What conditions does Eric F. Morand specialize in treating as a rheumatologist?

Eric F. Morand specializes in treating various rheumatic conditions such as arthritis, lupus, osteoporosis, and autoimmune diseases.

What diagnostic tests does Eric F. Morand typically use to evaluate rheumatic conditions?

Eric F. Morand may use blood tests, imaging studies like X-rays and MRIs, and joint fluid analysis to diagnose and monitor rheumatic conditions.

What treatment options does Eric F. Morand offer for managing rheumatic diseases?

Eric F. Morand offers a range of treatment options including medications, physical therapy, lifestyle modifications, and in some cases, biologic therapies.

How can patients schedule an appointment with Eric F. Morand?

Patients can schedule an appointment with Eric F. Morand by contacting his clinic directly or through a referral from their primary care physician.

What should patients expect during their first visit with Eric F. Morand?

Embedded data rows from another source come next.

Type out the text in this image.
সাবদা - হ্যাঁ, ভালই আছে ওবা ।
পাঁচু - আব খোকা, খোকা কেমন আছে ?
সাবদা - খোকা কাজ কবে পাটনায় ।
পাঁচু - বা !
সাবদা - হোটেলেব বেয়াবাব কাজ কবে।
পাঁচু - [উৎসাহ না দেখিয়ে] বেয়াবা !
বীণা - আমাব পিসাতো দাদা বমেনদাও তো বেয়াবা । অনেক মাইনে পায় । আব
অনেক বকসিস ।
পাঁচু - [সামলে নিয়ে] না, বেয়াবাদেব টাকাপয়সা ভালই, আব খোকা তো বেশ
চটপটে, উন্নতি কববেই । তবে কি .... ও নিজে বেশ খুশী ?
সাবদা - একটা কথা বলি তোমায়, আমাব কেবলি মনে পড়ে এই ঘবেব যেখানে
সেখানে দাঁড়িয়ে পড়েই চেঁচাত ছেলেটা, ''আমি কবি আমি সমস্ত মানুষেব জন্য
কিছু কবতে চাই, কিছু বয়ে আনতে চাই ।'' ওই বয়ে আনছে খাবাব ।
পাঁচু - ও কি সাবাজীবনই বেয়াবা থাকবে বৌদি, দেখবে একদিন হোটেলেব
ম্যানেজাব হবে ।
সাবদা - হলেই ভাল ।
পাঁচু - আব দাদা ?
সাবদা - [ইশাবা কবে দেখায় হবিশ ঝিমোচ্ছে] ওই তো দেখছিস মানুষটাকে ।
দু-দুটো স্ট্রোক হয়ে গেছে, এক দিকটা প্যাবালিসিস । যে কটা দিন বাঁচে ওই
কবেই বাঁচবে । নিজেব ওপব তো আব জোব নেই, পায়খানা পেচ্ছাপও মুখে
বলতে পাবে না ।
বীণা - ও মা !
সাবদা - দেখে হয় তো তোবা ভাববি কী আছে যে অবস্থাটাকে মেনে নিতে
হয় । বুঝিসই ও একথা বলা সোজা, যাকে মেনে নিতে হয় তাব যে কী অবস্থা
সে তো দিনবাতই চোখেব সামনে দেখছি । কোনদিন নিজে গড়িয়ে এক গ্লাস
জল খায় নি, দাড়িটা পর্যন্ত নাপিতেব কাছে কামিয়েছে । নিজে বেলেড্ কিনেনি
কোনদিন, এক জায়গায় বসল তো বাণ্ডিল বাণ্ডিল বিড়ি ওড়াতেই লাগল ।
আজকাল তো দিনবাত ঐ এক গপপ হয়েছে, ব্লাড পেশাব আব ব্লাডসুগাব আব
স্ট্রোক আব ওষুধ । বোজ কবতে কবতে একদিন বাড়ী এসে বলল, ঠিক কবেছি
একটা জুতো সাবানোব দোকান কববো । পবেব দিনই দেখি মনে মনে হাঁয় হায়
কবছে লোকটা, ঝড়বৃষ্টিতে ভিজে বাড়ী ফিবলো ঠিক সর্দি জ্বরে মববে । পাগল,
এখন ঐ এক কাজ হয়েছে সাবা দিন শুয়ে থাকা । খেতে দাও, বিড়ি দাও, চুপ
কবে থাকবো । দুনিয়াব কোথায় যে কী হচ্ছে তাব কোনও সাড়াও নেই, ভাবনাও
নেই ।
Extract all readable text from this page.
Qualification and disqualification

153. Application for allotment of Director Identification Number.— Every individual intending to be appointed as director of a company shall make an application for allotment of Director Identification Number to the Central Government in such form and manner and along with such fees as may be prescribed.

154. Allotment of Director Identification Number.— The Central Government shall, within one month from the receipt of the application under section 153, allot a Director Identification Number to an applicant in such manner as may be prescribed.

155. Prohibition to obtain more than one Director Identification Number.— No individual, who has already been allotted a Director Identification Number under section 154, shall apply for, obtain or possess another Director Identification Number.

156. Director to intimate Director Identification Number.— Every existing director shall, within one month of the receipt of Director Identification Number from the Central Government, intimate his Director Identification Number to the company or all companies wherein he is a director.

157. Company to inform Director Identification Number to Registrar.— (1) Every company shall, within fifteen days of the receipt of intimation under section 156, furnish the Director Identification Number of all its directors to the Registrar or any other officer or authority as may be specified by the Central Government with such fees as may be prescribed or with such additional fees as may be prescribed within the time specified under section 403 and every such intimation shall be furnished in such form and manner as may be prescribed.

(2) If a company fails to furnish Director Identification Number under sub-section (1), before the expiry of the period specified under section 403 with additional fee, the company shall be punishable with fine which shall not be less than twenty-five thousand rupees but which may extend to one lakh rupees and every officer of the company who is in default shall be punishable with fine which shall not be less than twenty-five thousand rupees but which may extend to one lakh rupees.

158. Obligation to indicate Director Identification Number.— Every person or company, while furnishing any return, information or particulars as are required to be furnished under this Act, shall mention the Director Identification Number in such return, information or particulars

During the first visit, Eric F. Morand will conduct a thorough medical history review, physical examination, and may order additional tests to establish a diagnosis and treatment plan.

How does Eric F. Morand approach patient education and support in managing rheumatic conditions?

Eric F. Morand believes in empowering patients through education about their condition, treatment options, and lifestyle modifications to effectively manage their rheumatic diseases.